Greatest hits album by Soft Cell
- Released: 16 April 2002
- Genre: Synth-pop
- Length: 79:30
- Labels: Mercury; Universal Music TV; Some Bizzare;
- Producers: David James Ball; Daniel Miller; Soft Cell; Mike Thorne; Ingo Vauk;

Soft Cell chronology
| Say Hello to Soft Cell (1996) | The Very Best of Soft Cell (2002) | Cruelty Without Beauty (2002) |

= The Very Best of Soft Cell =

The Very Best of Soft Cell is a greatest hits album by English synth-pop duo Soft Cell. It was released on 16 April 2002 by Mercury Records, Universal Music TV and Some Bizzare Records. The album includes most of the duo's singles, as well as B-sides, such as "Insecure Me" (in a newly edited version) and "It's a Mug's Game". The song "Numbers" was considerably shortened for this release, while its AA side "Barriers" was omitted. Two new songs, "Somebody, Somewhere, Sometime" and "Divided Soul", and two brand-new remixes of "Tainted Love" and "Say Hello, Wave Goodbye" were also included.

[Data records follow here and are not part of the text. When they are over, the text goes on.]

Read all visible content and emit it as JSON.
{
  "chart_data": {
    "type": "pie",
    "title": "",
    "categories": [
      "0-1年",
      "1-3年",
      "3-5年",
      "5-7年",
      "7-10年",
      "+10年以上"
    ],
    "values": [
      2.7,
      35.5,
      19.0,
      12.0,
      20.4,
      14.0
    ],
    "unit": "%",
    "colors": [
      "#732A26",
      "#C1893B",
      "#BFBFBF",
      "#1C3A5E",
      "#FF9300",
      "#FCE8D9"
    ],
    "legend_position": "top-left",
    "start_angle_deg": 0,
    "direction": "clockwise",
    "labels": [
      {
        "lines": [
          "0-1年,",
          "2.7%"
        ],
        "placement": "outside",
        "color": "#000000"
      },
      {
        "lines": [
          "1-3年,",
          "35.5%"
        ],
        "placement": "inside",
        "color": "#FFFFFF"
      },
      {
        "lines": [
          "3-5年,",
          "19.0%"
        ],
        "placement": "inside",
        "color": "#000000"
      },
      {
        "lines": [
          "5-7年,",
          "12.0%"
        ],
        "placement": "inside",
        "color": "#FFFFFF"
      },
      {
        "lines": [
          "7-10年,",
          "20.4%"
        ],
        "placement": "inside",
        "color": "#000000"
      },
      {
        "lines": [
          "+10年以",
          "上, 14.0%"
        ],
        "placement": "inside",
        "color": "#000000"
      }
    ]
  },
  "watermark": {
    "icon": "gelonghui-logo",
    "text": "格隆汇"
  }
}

The album reached number 37 on the UK Albums Chart.

Professional ratings
Review scores
| Source | Rating |
| AllMusic | Star Half star |

==Track listing==

| No. | Title | Writer(s) | Length |
|---|---|---|---|
| 1. | "Memorabilia" |  | 4:51 |
| 2. | "Tainted Love" (7″ version) | Edward B. Cobb | 2:42 |
| 3. | "Where Did Our Love Go?" | Edward Holland Jr.; Brian Holland; Lamont Dozier; | 3:11 |
| 4. | "Bedsitter" (7″ version) |  | 3:39 |
| 5. | "Say Hello, Wave Goodbye" |  | 5:27 |
| 6. | "Sex Dwarf" |  | 5:18 |
| 7. | "Torch" |  | 4:09 |
| 8. | "Insecure Me" (2002 edit) |  | 3:13 |
| 9. | "What?" | H.B. Barnum | 4:35 |
| 10. | "Where the Heart Is" |  | 4:35 |
| 11. | "It's a Mugs Game" (7″ version) |  | 5:27 |
| 12. | "Numbers" (2002 edit) |  | 3:34 |
| 13. | "Loving You Hating Me" (remix) |  | 4:31 |
| 14. | "Soul Inside" |  | 4:31 |
| 15. | "Down in the Subway" | Jack Hammer | 3:28 |
| 16. | "Somebody, Somewhere, Sometime" |  | 4:11 |
| 17. | "Divided Soul" | Almond; Ball; Ingo Vauk; | 4:05 |
| 18. | "Tainted Love" (2XS remix; 2002 remix) | Cobb | 3:19 |
| 19. | "Say Hello, Wave Goodbye" (Almighty radio edit; 2002 remix) |  | 4:33 |

==Personnel==
Credits adapted from the liner notes of The Very Best of Soft Cell.

===Soft Cell===
- Marc Almond – vocals, percussion
- David James Ball – synthesisers, guitars

===Technical===

- Daniel Miller – production (track 1)
- Mike Thorne – production (tracks 2–13, 18, 19)
- Soft Cell – production (track 12, 14, 15)
- David James Ball – production (track 16, 17); remix (track 12)
- Ingo Vauk – production (track 16, 17)
- Paul Hardiman – engineering (track 2)
- Flood – remix assistance (track 12)
- Damien Mendis – remix production, remix performance (track 18)
- Stuart Bradbury – remix production, remix performance (track 18)
- Almighty Associates – remix (track 19)

===Artwork===
- Peter Ashworth – all band photography
- Peacock – design
- Stephen Dalton – sleeve notes

==Charts==

| Chart (2002) | Peak position |
|---|---|
| Scottish Albums (Official Charts) | 63 |
| UK Albums (Official Charts) | 37 |

==Certifications==

| Region | Certification | Certified units/sales |
| United Kingdom (BPI) | Gold | 100,000^{‡} |
^{‡} Sales+streaming figures based on certification alone.